I need to generate a very high level of wifi activity for a study to see if very close proximity to a transceiver can have a negative impact on development of bee colonies.
I have tried to write an application which spawns several web-socket server-client pairs to continuously transfer mid-sized files (this approach hit >100MB). However, we want to run this on a single computer connected to a wifi router, so the packets invariably end up getting routed via the loopback interface, not the WLAN.
Alternatively I have tried using a either simple ping floods and curling the router, but this is not producing nearly the maximum bandwidth the router is capable of.
Is there a quick fix on linux to force the traffic over the network? The computer we are using has both an ethernet and a wireless interface, and I found one thread online which suggested setting up iptables to force traffic between the two interfaces and avoid the loopback.
Simply sending packets as fast as possible to a random destination (that is not localhost) should work.

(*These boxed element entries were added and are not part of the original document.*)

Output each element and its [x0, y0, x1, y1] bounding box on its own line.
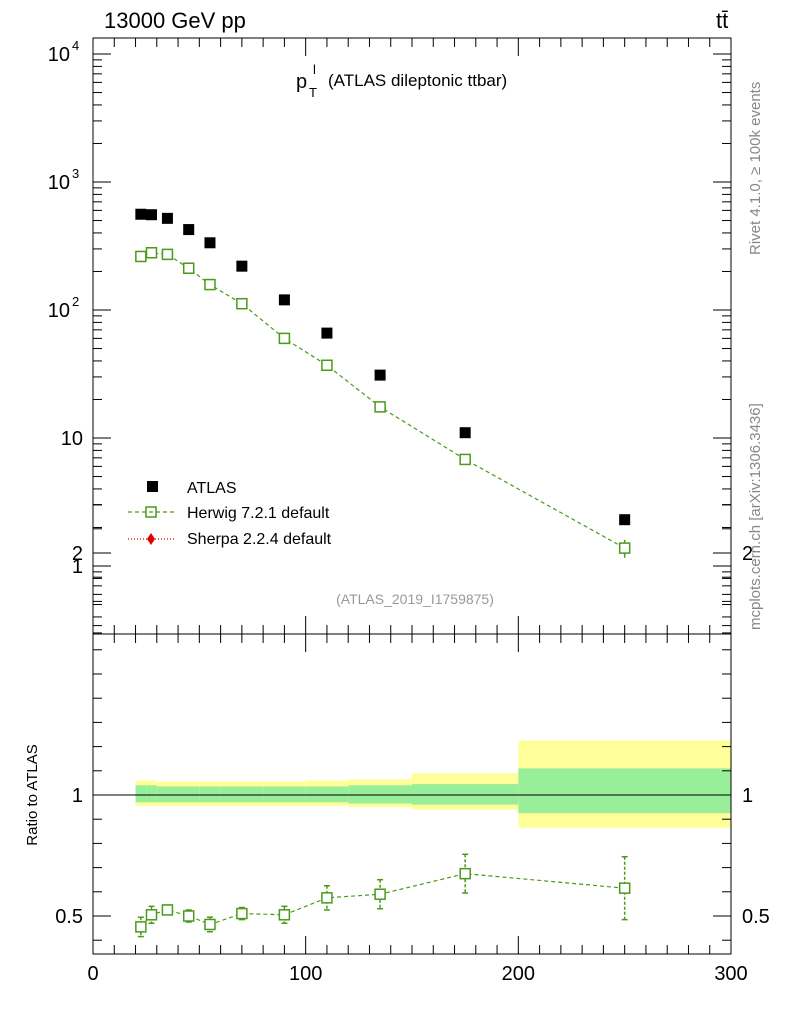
- ratio-y-ticks: 0.5 0.51 12 2: [55, 504, 770, 941]
- legend-sherpa-marker: [147, 533, 155, 545]
- ratio-band-stat: [518, 768, 731, 814]
- herwig-point: [161, 248, 174, 261]
- ratio-x-ticks: 0 100 200 300: [87, 634, 748, 985]
- ratio-ylabel: Ratio to ATLAS: [24, 744, 41, 845]
- legend-atlas-marker: [147, 481, 158, 492]
- title-sub: T: [309, 85, 317, 100]
- main-x-ticks: [92, 38, 732, 634]
- atlas-point: [204, 237, 216, 249]
- herwig-ratio-point: [135, 921, 147, 933]
- ratio-x-tick-label: 100: [289, 963, 322, 985]
- ratio-x-tick-label: 300: [714, 963, 747, 985]
- main-y-tick-exponent: 4: [72, 38, 79, 53]
- ratio-y-tick-label-right: 0.5: [742, 906, 770, 928]
- ratio-y-tick-label-left: 1: [72, 785, 83, 807]
- ratio-band-stat: [305, 786, 349, 803]
- title-rest: (ATLAS dileptonic ttbar): [328, 71, 507, 90]
- ratio-band-stat: [156, 786, 179, 803]
- herwig-point: [374, 401, 386, 413]
- atlas-point: [374, 369, 386, 381]
- legend: ATLAS Herwig 7.2.1 default Sherpa 2.2.4 …: [128, 480, 332, 548]
- ratio-band-stat: [135, 785, 147, 803]
- atlas-point: [161, 212, 173, 224]
- ratio-band-stat: [178, 786, 200, 803]
- legend-herwig-marker: [145, 506, 157, 518]
- herwig-ratio-point: [182, 910, 195, 922]
- ratio-x-tick-label: 0: [87, 963, 98, 985]
- herwig-ratio-point: [374, 888, 386, 900]
- atlas-point: [135, 208, 147, 220]
- main-y-tick-label: 10: [48, 44, 70, 66]
- title-main: p: [296, 71, 307, 93]
- ratio-y-tick-label-left: 0.5: [55, 906, 83, 928]
- main-points: [135, 208, 631, 558]
- herwig-point: [204, 278, 216, 291]
- atlas-point: [619, 514, 631, 526]
- ratio-y-tick-label-right: 1: [742, 785, 753, 807]
- main-y-tick-label: 1: [72, 556, 83, 578]
- rivet-label: Rivet 4.1.0, ≥ 100k events: [747, 82, 764, 255]
- herwig-ratio-point: [278, 909, 291, 921]
- herwig-point: [145, 247, 158, 259]
- ratio-band-stat: [263, 786, 306, 803]
- herwig-ratio-point: [204, 918, 216, 931]
- atlas-point: [236, 260, 248, 272]
- ratio-band-stat: [146, 785, 157, 803]
- ratio-band-stat: [412, 784, 519, 805]
- atlas-point: [459, 427, 471, 439]
- ratio-y-tick-label-left: 2: [72, 543, 83, 565]
- herwig-point: [321, 359, 333, 372]
- mcplots-label: mcplots.cern.ch [arXiv:1306.3436]: [747, 403, 764, 630]
- legend-sherpa-label: Sherpa 2.2.4 default: [187, 531, 332, 548]
- main-y-tick-label: 10: [48, 172, 70, 194]
- herwig-point: [236, 297, 248, 310]
- herwig-point: [618, 542, 631, 554]
- atlas-point: [321, 327, 333, 339]
- main-y-tick-label: 10: [61, 428, 83, 450]
- main-y-tick-exponent: 3: [72, 166, 79, 181]
- herwig-ratio-point: [145, 909, 158, 921]
- herwig-ratio-point: [321, 892, 333, 904]
- ratio-uncertainty-bands: [135, 740, 731, 828]
- ratio-x-tick-label: 200: [502, 963, 535, 985]
- ratio-panel: 0.5 0.51 12 2 0 100 200 300 Ratio to ATLAS: [24, 504, 770, 985]
- herwig-point: [278, 332, 291, 345]
- ratio-band-stat: [199, 786, 221, 803]
- legend-atlas-label: ATLAS: [187, 480, 237, 497]
- herwig-ratio-point: [459, 867, 471, 880]
- herwig-ratio-point: [618, 882, 631, 894]
- ratio-points: [135, 853, 631, 938]
- herwig-ratio-point: [161, 904, 174, 916]
- ratio-series-lines: [140, 873, 625, 928]
- herwig-line: [140, 252, 625, 549]
- main-series-lines: [140, 252, 625, 549]
- atlas-point: [278, 294, 290, 306]
- atlas-point: [145, 209, 157, 221]
- herwig-point: [182, 262, 195, 274]
- energy-label: 13000 GeV pp: [104, 8, 246, 33]
- analysis-id: (ATLAS_2019_I1759875): [336, 591, 494, 607]
- process-label: tt̄: [716, 8, 728, 33]
- herwig-ratio-point: [236, 907, 248, 920]
- ratio-band-stat: [220, 786, 264, 803]
- atlas-point: [183, 224, 195, 236]
- ratio-band-stat: [348, 785, 412, 804]
- title-sup: l: [313, 62, 316, 77]
- herwig-point: [459, 453, 471, 466]
- main-y-tick-exponent: 2: [72, 294, 79, 309]
- ratio-y-tick-label-right: 2: [742, 543, 753, 565]
- herwig-point: [135, 250, 147, 263]
- main-y-tick-label: 10: [48, 300, 70, 322]
- herwig-ratio-line: [140, 873, 625, 928]
- legend-herwig-label: Herwig 7.2.1 default: [187, 505, 330, 522]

You'll need to use udp (otherwise you need a connection acknowledge before you can send data).
cat /dev/urandom | pv | nc -u 1.1.1.1 9123
pv
is optional (but nice).
You can also use /dev/zero
, but there may be a risk of link-level compression.
Of course, make sure the router is not actually connected to the internet (you don't want to flood a server somewhere!), and that your computer has the router as the default route.